Capturing Your Home in the Best Light with Roy Wright


 
Ropy Wright Photo 4.jpg
 

Is a picture truly worth a thousand words?  When it comes to the world of real estate photography, absolutely.  

 

Roy Wright is a Jersey City based architecture and real estate photographer whose career began in New York City in the 1980s. His work has been featured in international exhibits and publications including Interiors, Architectural Record, Architecture, The New York Times Grid, Arts and Antiques, The London Times, and Vanity Fair

 

At the Moorefield Group, we rely on Roy’s expertise to create photographs of our residential listings that portray them in the most accurate light. “When I shoot I strive to portray or illustrate the true essence of a home,” he explains. “Think about your immediate reaction when walk into a space that you immediately fall in love with.
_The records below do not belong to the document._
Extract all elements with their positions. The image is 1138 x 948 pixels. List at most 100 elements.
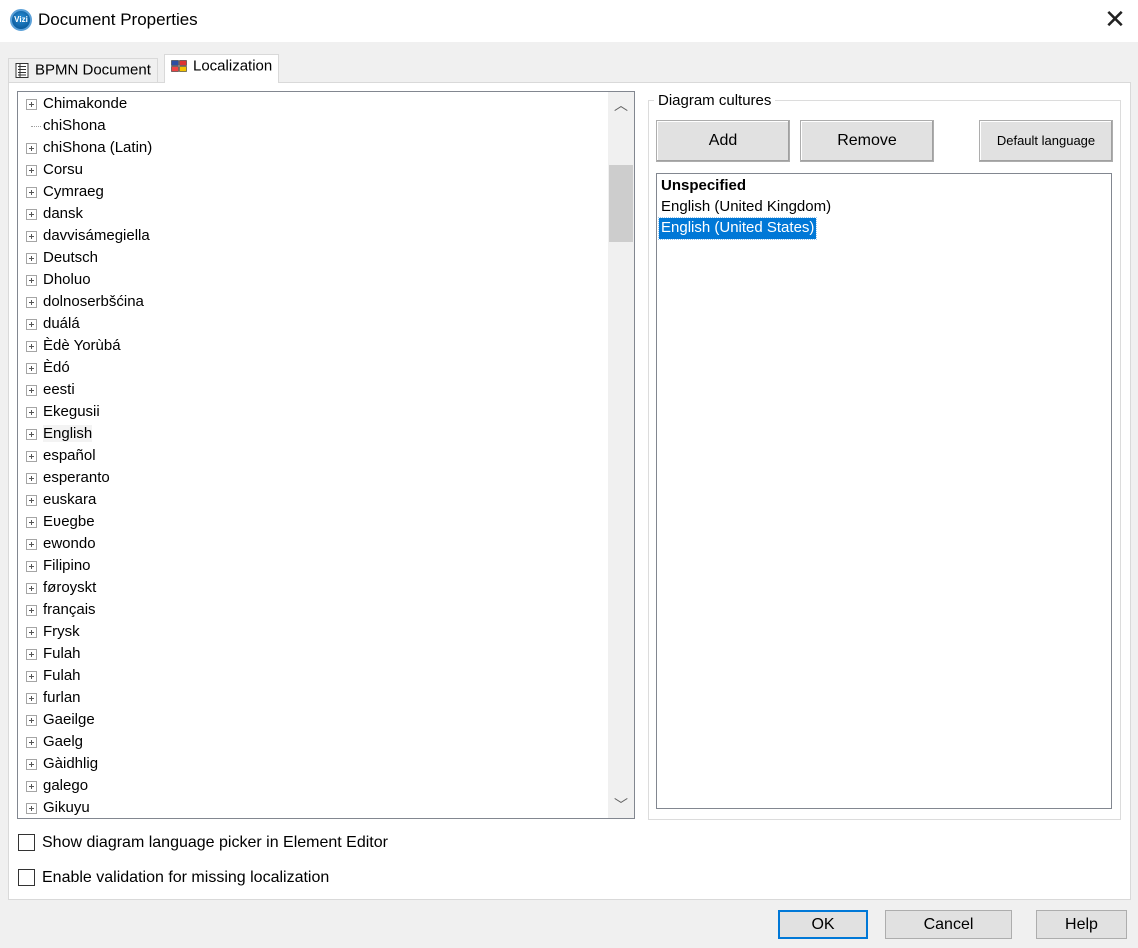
expand-plus-icon[interactable] <box>26 715 37 726</box>
expand-plus-icon[interactable] <box>26 275 37 286</box>
tree-item[interactable]: Gikuyu <box>18 797 608 818</box>
culture-item-en-gb[interactable]: English (United Kingdom) <box>659 197 833 218</box>
expand-plus-icon[interactable] <box>26 429 37 440</box>
expand-plus-icon[interactable] <box>26 803 37 814</box>
expand-plus-icon[interactable] <box>26 451 37 462</box>
tree-item[interactable]: Eʋegbe <box>18 511 608 533</box>
cancel-button[interactable]: Cancel <box>885 910 1012 939</box>
expand-plus-icon[interactable] <box>26 319 37 330</box>
tree-item-label: Fulah <box>43 667 81 684</box>
tree-item[interactable]: Gaeilge <box>18 709 608 731</box>
expand-plus-icon[interactable] <box>26 781 37 792</box>
expand-plus-icon[interactable] <box>26 341 37 352</box>
enable-validation-checkbox[interactable] <box>18 869 35 886</box>
tree-vertical-scrollbar[interactable]: ︿ ﹀ <box>608 92 634 818</box>
expand-plus-icon[interactable] <box>26 737 37 748</box>
show-picker-checkbox[interactable] <box>18 834 35 851</box>
tab-label: Localization <box>193 57 273 75</box>
tree-item[interactable]: føroyskt <box>18 577 608 599</box>
tree-item[interactable]: Filipino <box>18 555 608 577</box>
expand-plus-icon[interactable] <box>26 363 37 374</box>
tree-item[interactable]: English <box>18 423 608 445</box>
tree-item[interactable]: eesti <box>18 379 608 401</box>
enable-validation-label[interactable]: Enable validation for missing localizati… <box>42 869 329 887</box>
tree-item[interactable]: Ekegusii <box>18 401 608 423</box>
expand-plus-icon[interactable] <box>26 561 37 572</box>
tree-item[interactable]: dolnoserbšćina <box>18 291 608 313</box>
ok-button[interactable]: OK <box>778 910 868 939</box>
tree-item-label: dolnoserbšćina <box>43 293 144 310</box>
tree-item[interactable]: ewondo <box>18 533 608 555</box>
tree-item-label: Cymraeg <box>43 183 104 200</box>
tree-item[interactable]: Corsu <box>18 159 608 181</box>
tree-item[interactable]: galego <box>18 775 608 797</box>
tree-item[interactable]: Èdè Yorùbá <box>18 335 608 357</box>
expand-plus-icon[interactable] <box>26 671 37 682</box>
tree-item-label: Corsu <box>43 161 84 178</box>
expand-plus-icon[interactable] <box>26 187 37 198</box>
expand-plus-icon[interactable] <box>26 165 37 176</box>
expand-plus-icon[interactable] <box>26 583 37 594</box>
scroll-thumb[interactable] <box>609 165 633 242</box>
tree-item-label: español <box>43 447 96 464</box>
scroll-up-icon[interactable]: ︿ <box>608 92 634 118</box>
tree-item[interactable]: Gaelg <box>18 731 608 753</box>
tab-label: BPMN Document <box>35 61 151 79</box>
tree-item[interactable]: furlan <box>18 687 608 709</box>
tree-item[interactable]: euskara <box>18 489 608 511</box>
expand-plus-icon[interactable] <box>26 605 37 616</box>
tree-item[interactable]: Chimakonde <box>18 93 608 115</box>
tree-item-label: Fulah <box>43 645 81 662</box>
language-tree[interactable]: Chimakonde chiShona chiShona (Latin) Corsu C… <box>17 91 635 819</box>
cultures-list[interactable]: Unspecified English (United Kingdom) Eng… <box>656 173 1112 809</box>
default-language-button[interactable]: Default language <box>979 120 1113 162</box>
expand-plus-icon[interactable] <box>26 759 37 770</box>
expand-plus-icon[interactable] <box>26 495 37 506</box>
expand-plus-icon[interactable] <box>26 385 37 396</box>
tree-item[interactable]: davvisámegiella <box>18 225 608 247</box>
tree-item[interactable]: esperanto <box>18 467 608 489</box>
tree-item[interactable]: duálá <box>18 313 608 335</box>
expand-plus-icon[interactable] <box>26 209 37 220</box>
tree-item[interactable]: Èdó <box>18 357 608 379</box>
tree-item-label: Eʋegbe <box>43 513 95 530</box>
help-button[interactable]: Help <box>1036 910 1127 939</box>
tree-item[interactable]: Fulah <box>18 665 608 687</box>
expand-plus-icon[interactable] <box>26 539 37 550</box>
tree-item[interactable]: dansk <box>18 203 608 225</box>
culture-item-unspecified[interactable]: Unspecified <box>659 176 748 197</box>
expand-plus-icon[interactable] <box>26 99 37 110</box>
expand-plus-icon[interactable] <box>26 627 37 638</box>
tree-item[interactable]: chiShona (Latin) <box>18 137 608 159</box>
expand-plus-icon[interactable] <box>26 649 37 660</box>
show-picker-label[interactable]: Show diagram language picker in Element … <box>42 834 388 852</box>
expand-plus-icon[interactable] <box>26 143 37 154</box>
scroll-down-icon[interactable]: ﹀ <box>608 792 634 818</box>
tree-item[interactable]: Deutsch <box>18 247 608 269</box>
tree-item[interactable]: español <box>18 445 608 467</box>
expand-plus-icon[interactable] <box>26 693 37 704</box>
tree-item[interactable]: chiShona <box>18 115 608 137</box>
expand-plus-icon[interactable] <box>26 407 37 418</box>
expand-plus-icon[interactable] <box>26 297 37 308</box>
expand-plus-icon[interactable] <box>26 231 37 242</box>
tab-bpmn-document[interactable]: BPMN Document <box>8 58 158 82</box>
tab-localization[interactable]: Localization <box>164 54 280 83</box>
tree-item[interactable]: français <box>18 599 608 621</box>
title-bar: Vizi Document Properties ✕ <box>0 0 1138 42</box>
tree-item-label: euskara <box>43 491 97 508</box>
tree-item[interactable]: Dholuo <box>18 269 608 291</box>
tree-item[interactable]: Gàidhlig <box>18 753 608 775</box>
tree-item[interactable]: Cymraeg <box>18 181 608 203</box>
tree-item-label: Gaeilge <box>43 711 95 728</box>
expand-plus-icon[interactable] <box>26 253 37 264</box>
expand-plus-icon[interactable] <box>26 473 37 484</box>
remove-culture-button[interactable]: Remove <box>800 120 934 162</box>
close-icon[interactable]: ✕ <box>1092 0 1138 40</box>
language-tree-items: Chimakonde chiShona chiShona (Latin) Corsu C… <box>18 93 608 818</box>
tree-item[interactable]: Fulah <box>18 643 608 665</box>
culture-item-en-us[interactable]: English (United States) <box>657 217 818 240</box>
expand-plus-icon[interactable] <box>26 517 37 528</box>
add-culture-button[interactable]: Add <box>656 120 790 162</box>
tree-item[interactable]: Frysk <box>18 621 608 643</box>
You are absorbing everything that your brain is processing visually in a way that a camera cannot, such as space in shadow. My job in photographing a space is to make up for that through various techniques.”

 

How did you become specialized in photographing architecture and real estate?
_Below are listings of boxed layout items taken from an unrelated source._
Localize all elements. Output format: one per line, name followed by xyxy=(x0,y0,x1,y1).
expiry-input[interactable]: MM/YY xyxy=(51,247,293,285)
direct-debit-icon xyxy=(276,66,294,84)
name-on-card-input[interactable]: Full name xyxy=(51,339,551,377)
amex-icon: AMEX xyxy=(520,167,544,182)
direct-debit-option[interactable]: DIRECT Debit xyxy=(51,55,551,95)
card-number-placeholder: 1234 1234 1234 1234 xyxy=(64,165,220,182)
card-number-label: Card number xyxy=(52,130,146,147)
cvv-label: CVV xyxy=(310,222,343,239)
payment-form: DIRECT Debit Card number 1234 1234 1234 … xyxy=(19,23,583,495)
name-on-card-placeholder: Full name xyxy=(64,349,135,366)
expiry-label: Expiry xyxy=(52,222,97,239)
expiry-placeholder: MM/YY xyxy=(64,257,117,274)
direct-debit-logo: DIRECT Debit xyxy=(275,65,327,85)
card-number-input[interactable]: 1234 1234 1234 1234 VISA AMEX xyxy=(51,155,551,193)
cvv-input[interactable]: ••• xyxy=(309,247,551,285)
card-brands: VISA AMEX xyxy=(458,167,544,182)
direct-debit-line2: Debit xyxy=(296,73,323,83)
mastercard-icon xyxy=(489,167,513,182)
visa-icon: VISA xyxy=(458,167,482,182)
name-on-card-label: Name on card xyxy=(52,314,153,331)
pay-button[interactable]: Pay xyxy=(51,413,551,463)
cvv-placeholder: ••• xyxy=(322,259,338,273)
“I fell into it, to be honest. I originally set out to work in photo illustration or fashion photography. Then one year, I ended up assisting an architectural photographer. My first assignment with him was working on the I.M. Pei Bank of China Tower in Hong Kong. When we came back to New York, I signed on with his rep as well. This kind of photography was a much less crowded field back then.  Everything was on film, there was nothing like Photoshop, obviously, and there were much less people willing to do the kind of hard work involved to set up a shoot.”

 

Do you use digital editing software like Photoshop today?
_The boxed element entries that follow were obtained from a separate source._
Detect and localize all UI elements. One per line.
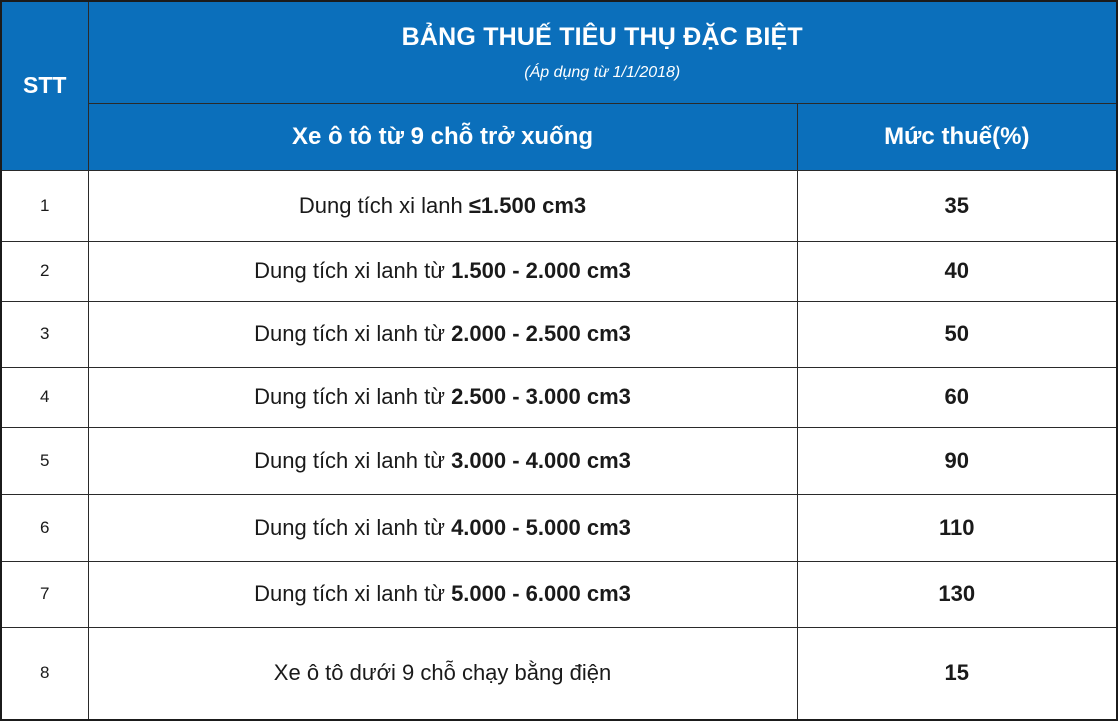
capacity-range: 3.000 - 4.000 cm3 bbox=[451, 447, 631, 473]
capacity-range: 2.000 - 2.500 cm3 bbox=[451, 321, 631, 346]
description-text: Dung tích xi lanh từ bbox=[254, 447, 452, 473]
table-row: 1 Dung tích xi lanh ≤1.500 cm3 35 bbox=[0, 169, 1118, 242]
rate-cell: 90 bbox=[796, 426, 1118, 495]
capacity-range: 5.000 - 6.000 cm3 bbox=[451, 581, 631, 606]
description-cell: Dung tích xi lanh từ 4.000 - 5.000 cm3 bbox=[87, 493, 798, 562]
description-text: Dung tích xi lanh từ bbox=[254, 321, 452, 346]
stt-cell: 3 bbox=[0, 300, 89, 368]
column-header-row: Xe ô tô từ 9 chỗ trở xuống Mức thuế(%) bbox=[1, 102, 1118, 171]
table-row: 5 Dung tích xi lanh từ 3.000 - 4.000 cm3… bbox=[0, 426, 1118, 495]
rate-cell: 110 bbox=[796, 493, 1118, 562]
rate-cell: 35 bbox=[796, 169, 1118, 242]
table-row: 3 Dung tích xi lanh từ 2.000 - 2.500 cm3… bbox=[0, 300, 1118, 368]
description-cell: Dung tích xi lanh từ 3.000 - 4.000 cm3 bbox=[87, 426, 798, 495]
rate-cell: 15 bbox=[796, 626, 1118, 721]
title-cell: BẢNG THUẾ TIÊU THỤ ĐẶC BIỆT (Áp dụng từ … bbox=[87, 0, 1118, 104]
rate-column-header: Mức thuế(%) bbox=[796, 102, 1118, 171]
table-subtitle: (Áp dụng từ 1/1/2018) bbox=[524, 63, 681, 81]
stt-cell: 7 bbox=[0, 560, 89, 628]
table-row: 2 Dung tích xi lanh từ 1.500 - 2.000 cm3… bbox=[0, 240, 1118, 302]
description-text: Dung tích xi lanh từ bbox=[254, 514, 452, 540]
stt-cell: 2 bbox=[0, 240, 89, 302]
capacity-range: 1.500 - 2.000 cm3 bbox=[451, 258, 631, 283]
rate-cell: 50 bbox=[796, 300, 1118, 368]
stt-cell: 8 bbox=[0, 626, 89, 721]
description-cell: Dung tích xi lanh từ 2.000 - 2.500 cm3 bbox=[87, 300, 798, 368]
capacity-range: 2.500 - 3.000 cm3 bbox=[451, 384, 631, 409]
rate-cell: 130 bbox=[796, 560, 1118, 628]
capacity-range: 4.000 - 5.000 cm3 bbox=[451, 514, 631, 540]
stt-cell: 1 bbox=[0, 169, 89, 242]
title-row: STT BẢNG THUẾ TIÊU THỤ ĐẶC BIỆT (Áp dụng… bbox=[0, 0, 1118, 171]
description-text: Dung tích xi lanh bbox=[298, 192, 469, 218]
description-cell: Dung tích xi lanh ≤1.500 cm3 bbox=[87, 169, 798, 242]
description-text: Dung tích xi lanh từ bbox=[254, 581, 452, 606]
stt-cell: 5 bbox=[0, 426, 89, 495]
stt-header: STT bbox=[0, 0, 89, 171]
vehicle-column-header: Xe ô tô từ 9 chỗ trở xuống bbox=[87, 102, 798, 171]
table-row: 4 Dung tích xi lanh từ 2.500 - 3.000 cm3… bbox=[0, 366, 1118, 428]
capacity-range: ≤1.500 cm3 bbox=[468, 192, 587, 218]
table-row: 7 Dung tích xi lanh từ 5.000 - 6.000 cm3… bbox=[0, 560, 1118, 628]
rate-cell: 40 bbox=[796, 240, 1118, 302]
description-text: Dung tích xi lanh từ bbox=[254, 258, 452, 283]
description-cell: Dung tích xi lanh từ 1.500 - 2.000 cm3 bbox=[87, 240, 798, 302]
description-cell: Dung tích xi lanh từ 2.500 - 3.000 cm3 bbox=[87, 366, 798, 428]
stt-cell: 4 bbox=[0, 366, 89, 428]
stt-cell: 6 bbox=[0, 493, 89, 562]
table-row: 8 Xe ô tô dưới 9 chỗ chạy bằng điện 15 bbox=[0, 626, 1118, 721]
description-text: Xe ô tô dưới 9 chỗ chạy bằng điện bbox=[273, 660, 612, 686]
table-row: 6 Dung tích xi lanh từ 4.000 - 5.000 cm3… bbox=[0, 493, 1118, 562]
description-text: Dung tích xi lanh từ bbox=[254, 384, 452, 409]
tax-table: STT BẢNG THUẾ TIÊU THỤ ĐẶC BIỆT (Áp dụng… bbox=[0, 0, 1118, 721]
rate-cell: 60 bbox=[796, 366, 1118, 428]
table-title: BẢNG THUẾ TIÊU THỤ ĐẶC BIỆT bbox=[401, 22, 803, 51]
description-cell: Xe ô tô dưới 9 chỗ chạy bằng điện bbox=[87, 626, 798, 721]
description-cell: Dung tích xi lanh từ 5.000 - 6.000 cm3 bbox=[87, 560, 798, 628]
“It’s a combination of my techniques from the film era with some digital correction in Photoshop.  However Photoshop is not how you create, it is how you edit.  I know that people are in a hurry and want to execute a shoot as fast as possible.  So while I work as quickly as I can, I make sure to properly stage and set up a shot, and not try to recreate it later with something like Photoshop. You won’t get the same result or quality.” 

 

Is it hard to build consensus on a photo shoot about the look or angles of a shot?First off, the client is the art director. Sometimes they know what they want or what they don’t want, other times they need input. That said, different clients will look at the same space and each want something completely different. A real estate broker will want a shot of all four walls of an entire room. An architect wants to zoom in on a specific problem they fixed, or how one wall meets another. A decorator wants to focus on a beautiful painting hanging on one of those walls.  They have their own expertise and know what they want. And they don’t need to know what I do, or they wouldn’t need a professional photographer. And in the end, we all want the same finished product of photographs that represent the beauty of a space in the truest light.”